It’s not TV or HBO. It’s Netflix.
The streaming giant has plenty of competition these days. Amazon Prime is making a serious play in the streaming space, both with existing content and strong original fare. Hulu boasts a heady amount of network shows to be seen at our convenience.
Yet Netflix remains on top, in part, because of its impressive slate of originals and content depth. The company sinks serious coin into its programming slate. That not only makes up for its dwindling but still strong catalog of old films, but offers consumers plenty of reasons to pay $10/month for its services.
So here are 5 reasons to pony up for Netflix, including the service’s best series (so far).
Think the Marvel Cinematic Universe represents superhero storytelling at its finest? You might change your mind after watching “Daredevil.” Yes, the scale is smaller, the threats centralized around Hells Kitchen and not the earth in toto.
Still, Charlie Cox is terrific as the blind lawyer/crimefighter, and the series makes the most of its singular villains. Season One showcased Vincent D’Onofrio’s bravura turn as the Kingpin, while Jon Bernthal’s Punisher proved fascinating in an entirely different way in Season Two.
Best of all, whoever is handling the fight choreography deserves a raise. This isn’t shaky cam central. It’s elegant and fierce, and it makes every super skirmish feel like something swiped from a major Hollywood blockbuster.
One reason people have an affinity for Netflix is how the channel saves shows from cancellation hell. Case in point: this modern-day western got a pink slip from A&E after its third season. Enter Netflix, which brought it back from the dead for two more sterling seasons. The sixth and final season will air later this year.
Robert Taylor is solid as Walt Longmire, a laconic lawman nursing some serious emotional wounds. The strong supporting cast includes Katee Sackhoff and Lou Diamond Phillips.
Netflix similarly “rescued” “Arrested Development,” but the fourth season of that series failed to match the magic of Seasons 1-3 over at FOX.
3. Indie Gems
“The Invitation.” “Dementia.” “The Sacrament.” “American Hero.” “Hush.” The first four indie films got little attention during their theatrical rollout. The latter is a Netflix original that provided bigger scares than most theatrical shockers.
They’re all available on Netflix, and each is well worth your time. The service offers a robust selection of independent films. Sure, some are flat-out awful or as pretentious as you might fear.
The rest are perfect for a Saturday night viewing. Do a little research before you stream and enjoy some fine surprises.

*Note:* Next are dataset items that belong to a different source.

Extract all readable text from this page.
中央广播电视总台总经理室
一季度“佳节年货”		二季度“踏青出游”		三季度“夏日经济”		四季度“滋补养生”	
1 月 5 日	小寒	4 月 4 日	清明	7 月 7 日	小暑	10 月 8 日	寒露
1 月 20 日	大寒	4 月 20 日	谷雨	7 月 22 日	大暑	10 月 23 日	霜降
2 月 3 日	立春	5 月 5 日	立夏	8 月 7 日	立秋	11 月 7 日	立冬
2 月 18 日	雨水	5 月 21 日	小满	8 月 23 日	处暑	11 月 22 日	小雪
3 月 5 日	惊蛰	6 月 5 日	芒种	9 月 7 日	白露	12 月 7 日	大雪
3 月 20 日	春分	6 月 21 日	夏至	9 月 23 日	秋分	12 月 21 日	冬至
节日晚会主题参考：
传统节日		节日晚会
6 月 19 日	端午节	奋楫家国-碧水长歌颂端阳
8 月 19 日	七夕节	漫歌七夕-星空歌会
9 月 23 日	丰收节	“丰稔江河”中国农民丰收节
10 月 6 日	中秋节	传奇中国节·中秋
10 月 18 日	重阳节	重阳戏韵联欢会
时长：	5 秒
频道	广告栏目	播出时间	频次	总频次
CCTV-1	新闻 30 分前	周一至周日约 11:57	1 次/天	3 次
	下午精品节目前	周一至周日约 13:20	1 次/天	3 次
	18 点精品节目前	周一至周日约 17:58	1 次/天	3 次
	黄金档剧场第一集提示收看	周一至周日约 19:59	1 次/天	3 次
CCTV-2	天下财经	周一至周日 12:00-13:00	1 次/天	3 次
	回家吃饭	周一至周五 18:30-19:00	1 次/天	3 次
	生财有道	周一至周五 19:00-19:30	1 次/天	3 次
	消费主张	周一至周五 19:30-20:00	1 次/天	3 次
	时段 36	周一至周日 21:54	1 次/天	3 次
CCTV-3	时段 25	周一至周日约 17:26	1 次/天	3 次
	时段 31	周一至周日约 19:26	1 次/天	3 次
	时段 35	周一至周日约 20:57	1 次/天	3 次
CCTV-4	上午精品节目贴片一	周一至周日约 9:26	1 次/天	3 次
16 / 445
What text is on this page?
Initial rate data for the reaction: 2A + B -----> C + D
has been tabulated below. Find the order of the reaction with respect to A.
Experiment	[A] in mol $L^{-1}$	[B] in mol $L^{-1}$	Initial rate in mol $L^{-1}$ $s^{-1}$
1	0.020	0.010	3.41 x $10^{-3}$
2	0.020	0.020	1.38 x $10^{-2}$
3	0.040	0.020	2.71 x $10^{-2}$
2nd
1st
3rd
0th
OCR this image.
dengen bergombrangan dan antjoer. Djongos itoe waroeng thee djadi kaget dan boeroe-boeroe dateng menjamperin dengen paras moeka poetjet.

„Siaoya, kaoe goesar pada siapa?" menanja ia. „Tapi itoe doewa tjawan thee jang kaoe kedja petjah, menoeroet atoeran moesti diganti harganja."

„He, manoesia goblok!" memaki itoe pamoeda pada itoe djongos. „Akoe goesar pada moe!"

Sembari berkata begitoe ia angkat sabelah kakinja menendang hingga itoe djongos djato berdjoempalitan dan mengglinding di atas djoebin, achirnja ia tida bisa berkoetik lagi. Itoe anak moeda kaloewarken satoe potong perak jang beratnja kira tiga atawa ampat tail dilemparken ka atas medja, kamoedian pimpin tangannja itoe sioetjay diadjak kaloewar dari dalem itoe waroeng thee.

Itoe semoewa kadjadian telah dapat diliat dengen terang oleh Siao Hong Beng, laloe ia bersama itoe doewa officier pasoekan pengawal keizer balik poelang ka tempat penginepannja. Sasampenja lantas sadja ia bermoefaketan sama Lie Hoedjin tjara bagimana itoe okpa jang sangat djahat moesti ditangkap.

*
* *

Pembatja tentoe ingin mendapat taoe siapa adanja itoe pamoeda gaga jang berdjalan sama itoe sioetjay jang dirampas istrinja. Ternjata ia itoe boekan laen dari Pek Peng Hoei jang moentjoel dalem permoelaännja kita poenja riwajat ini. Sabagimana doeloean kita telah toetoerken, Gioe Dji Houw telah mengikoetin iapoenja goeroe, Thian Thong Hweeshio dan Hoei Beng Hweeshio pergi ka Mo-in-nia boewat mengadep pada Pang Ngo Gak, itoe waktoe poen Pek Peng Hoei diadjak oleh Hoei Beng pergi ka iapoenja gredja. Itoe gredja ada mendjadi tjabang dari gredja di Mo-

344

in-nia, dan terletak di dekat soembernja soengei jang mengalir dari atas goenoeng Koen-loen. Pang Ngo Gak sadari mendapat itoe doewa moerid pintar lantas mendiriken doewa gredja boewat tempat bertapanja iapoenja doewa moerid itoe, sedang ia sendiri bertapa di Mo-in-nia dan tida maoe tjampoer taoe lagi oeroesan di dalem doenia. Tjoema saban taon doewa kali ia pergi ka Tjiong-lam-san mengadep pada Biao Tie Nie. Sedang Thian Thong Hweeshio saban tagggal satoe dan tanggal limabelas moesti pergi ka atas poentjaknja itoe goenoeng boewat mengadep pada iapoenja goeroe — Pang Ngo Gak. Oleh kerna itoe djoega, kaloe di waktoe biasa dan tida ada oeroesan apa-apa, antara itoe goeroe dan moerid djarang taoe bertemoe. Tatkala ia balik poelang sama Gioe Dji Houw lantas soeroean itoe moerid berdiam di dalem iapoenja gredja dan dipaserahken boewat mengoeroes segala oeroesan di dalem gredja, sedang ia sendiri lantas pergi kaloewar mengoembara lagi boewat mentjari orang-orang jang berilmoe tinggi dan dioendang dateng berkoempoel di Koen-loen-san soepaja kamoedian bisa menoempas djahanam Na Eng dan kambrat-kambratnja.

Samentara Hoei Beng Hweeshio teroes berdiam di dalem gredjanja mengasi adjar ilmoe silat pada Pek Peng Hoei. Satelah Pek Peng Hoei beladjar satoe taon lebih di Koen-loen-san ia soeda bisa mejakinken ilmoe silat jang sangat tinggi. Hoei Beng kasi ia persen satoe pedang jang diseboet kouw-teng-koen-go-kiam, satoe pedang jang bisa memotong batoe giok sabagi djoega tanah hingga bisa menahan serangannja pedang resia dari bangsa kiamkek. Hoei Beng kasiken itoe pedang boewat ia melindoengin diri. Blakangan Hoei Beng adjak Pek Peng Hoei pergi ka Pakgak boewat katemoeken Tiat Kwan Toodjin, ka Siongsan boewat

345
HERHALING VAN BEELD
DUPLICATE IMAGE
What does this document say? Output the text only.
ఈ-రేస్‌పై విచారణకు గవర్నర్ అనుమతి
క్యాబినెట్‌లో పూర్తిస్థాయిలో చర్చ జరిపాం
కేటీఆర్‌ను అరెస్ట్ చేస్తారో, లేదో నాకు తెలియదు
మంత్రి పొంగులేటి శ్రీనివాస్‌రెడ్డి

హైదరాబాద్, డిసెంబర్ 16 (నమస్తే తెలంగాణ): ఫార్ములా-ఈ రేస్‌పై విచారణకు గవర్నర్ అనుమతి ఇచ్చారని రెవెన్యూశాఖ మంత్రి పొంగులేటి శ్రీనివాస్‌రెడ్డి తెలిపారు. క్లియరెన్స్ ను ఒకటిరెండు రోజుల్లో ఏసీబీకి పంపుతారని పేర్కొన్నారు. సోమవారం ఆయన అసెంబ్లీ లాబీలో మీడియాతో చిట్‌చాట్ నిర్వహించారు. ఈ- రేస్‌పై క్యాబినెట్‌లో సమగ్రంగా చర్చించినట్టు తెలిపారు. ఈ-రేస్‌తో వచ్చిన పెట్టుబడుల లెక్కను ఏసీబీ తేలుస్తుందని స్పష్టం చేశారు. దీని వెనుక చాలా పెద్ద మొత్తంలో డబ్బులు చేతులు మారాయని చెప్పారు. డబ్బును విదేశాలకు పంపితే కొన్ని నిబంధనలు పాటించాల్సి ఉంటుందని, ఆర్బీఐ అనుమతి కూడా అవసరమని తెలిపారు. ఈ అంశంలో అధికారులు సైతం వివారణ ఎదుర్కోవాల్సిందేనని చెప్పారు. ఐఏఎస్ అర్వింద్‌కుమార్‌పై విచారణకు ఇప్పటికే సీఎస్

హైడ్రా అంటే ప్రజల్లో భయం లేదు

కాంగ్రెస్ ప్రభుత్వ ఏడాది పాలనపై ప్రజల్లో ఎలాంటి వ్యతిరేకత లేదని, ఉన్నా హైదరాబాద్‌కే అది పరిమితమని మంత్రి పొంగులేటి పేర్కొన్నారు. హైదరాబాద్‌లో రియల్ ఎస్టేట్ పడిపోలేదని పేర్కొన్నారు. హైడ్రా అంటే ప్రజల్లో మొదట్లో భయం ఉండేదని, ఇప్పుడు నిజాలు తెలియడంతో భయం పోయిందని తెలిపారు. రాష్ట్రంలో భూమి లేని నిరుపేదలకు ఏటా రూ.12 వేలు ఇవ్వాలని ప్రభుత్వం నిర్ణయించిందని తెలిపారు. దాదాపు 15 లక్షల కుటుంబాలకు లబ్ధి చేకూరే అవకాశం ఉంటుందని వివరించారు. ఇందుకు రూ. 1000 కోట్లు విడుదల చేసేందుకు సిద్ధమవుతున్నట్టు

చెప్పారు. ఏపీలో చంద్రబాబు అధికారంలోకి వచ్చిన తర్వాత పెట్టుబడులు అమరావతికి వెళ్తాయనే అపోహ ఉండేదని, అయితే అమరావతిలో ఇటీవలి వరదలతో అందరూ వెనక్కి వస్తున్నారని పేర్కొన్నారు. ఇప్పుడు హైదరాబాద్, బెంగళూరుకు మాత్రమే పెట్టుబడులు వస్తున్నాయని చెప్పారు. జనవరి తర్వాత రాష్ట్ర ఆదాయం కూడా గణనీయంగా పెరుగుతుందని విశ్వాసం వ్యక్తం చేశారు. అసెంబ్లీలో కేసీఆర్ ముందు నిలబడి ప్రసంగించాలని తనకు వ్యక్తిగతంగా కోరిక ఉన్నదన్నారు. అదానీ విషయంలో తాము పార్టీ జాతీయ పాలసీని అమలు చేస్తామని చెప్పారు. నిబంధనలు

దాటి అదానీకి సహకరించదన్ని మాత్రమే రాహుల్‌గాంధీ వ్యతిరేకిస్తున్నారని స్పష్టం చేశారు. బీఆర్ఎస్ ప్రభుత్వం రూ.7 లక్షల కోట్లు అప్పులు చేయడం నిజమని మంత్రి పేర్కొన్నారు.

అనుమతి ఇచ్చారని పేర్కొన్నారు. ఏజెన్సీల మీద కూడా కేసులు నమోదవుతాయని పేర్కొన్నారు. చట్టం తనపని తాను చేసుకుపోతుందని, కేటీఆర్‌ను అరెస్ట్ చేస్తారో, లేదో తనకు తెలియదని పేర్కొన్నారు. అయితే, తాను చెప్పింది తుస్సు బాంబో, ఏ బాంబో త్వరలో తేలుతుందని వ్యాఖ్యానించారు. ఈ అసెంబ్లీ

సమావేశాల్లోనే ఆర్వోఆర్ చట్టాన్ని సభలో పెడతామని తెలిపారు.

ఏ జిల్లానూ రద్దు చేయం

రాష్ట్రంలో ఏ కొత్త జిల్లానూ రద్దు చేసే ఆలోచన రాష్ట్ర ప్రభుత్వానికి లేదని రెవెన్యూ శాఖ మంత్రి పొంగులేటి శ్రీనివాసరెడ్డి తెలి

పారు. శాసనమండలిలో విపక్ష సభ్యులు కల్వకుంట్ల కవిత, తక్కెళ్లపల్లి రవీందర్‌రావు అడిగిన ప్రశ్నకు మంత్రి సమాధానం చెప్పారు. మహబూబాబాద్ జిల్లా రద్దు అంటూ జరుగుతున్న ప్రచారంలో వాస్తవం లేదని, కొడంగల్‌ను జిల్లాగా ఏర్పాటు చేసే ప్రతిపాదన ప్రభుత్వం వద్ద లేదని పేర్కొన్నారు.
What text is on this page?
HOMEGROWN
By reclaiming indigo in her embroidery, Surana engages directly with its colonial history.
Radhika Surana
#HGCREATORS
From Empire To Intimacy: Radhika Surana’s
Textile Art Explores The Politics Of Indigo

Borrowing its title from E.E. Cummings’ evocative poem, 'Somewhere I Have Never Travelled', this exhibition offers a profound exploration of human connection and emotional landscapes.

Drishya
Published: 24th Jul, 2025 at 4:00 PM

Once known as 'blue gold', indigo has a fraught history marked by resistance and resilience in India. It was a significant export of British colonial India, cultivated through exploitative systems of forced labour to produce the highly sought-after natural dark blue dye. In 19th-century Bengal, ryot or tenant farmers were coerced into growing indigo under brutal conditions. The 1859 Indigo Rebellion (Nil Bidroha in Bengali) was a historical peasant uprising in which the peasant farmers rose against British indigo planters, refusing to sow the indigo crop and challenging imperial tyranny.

Have you seen “Don’t Stop Believin’: Everyman’s Journey”? What about “Ai Weiwei: Never Sorry”? Maybe you’re curious about the tragic decline of a country music superstar showcased in “Glen Campbell: I’ll Be Me.” They’re all available via Netflix. The service’s rich documentary trove is perfect for those times when you can’t come up with a movie to watch.
You can select from music features (“Muscle Shoals”), political diatribes (“Chuck Norris vs. Communism”) or even stories about the musicians who helped make ’60s music rock (“The Wrecking Crew”).
“Orange is the New Black” and “House of Cards” scoop up most of the attention when it comes to Netflix originals. The service’s best show so far is “Bloodline,” set to wrap its third and final season in May.
The series stars Kyle Chandler as the patriarch of a large Florida family that oversees a coastal inn. The clan’s black sheep, a diabolically good Ben Mendelsohn, stirs serious trouble in the first season. What follows captures just how far some people will go to keep up appearances and secure what they think is their rightful legacy.
It’s hard to say goodbye to such a terrific series. If you’ve seen the first two episodes, though, it’s clear this twisted tale deserves an organic finale worthy of its story so far.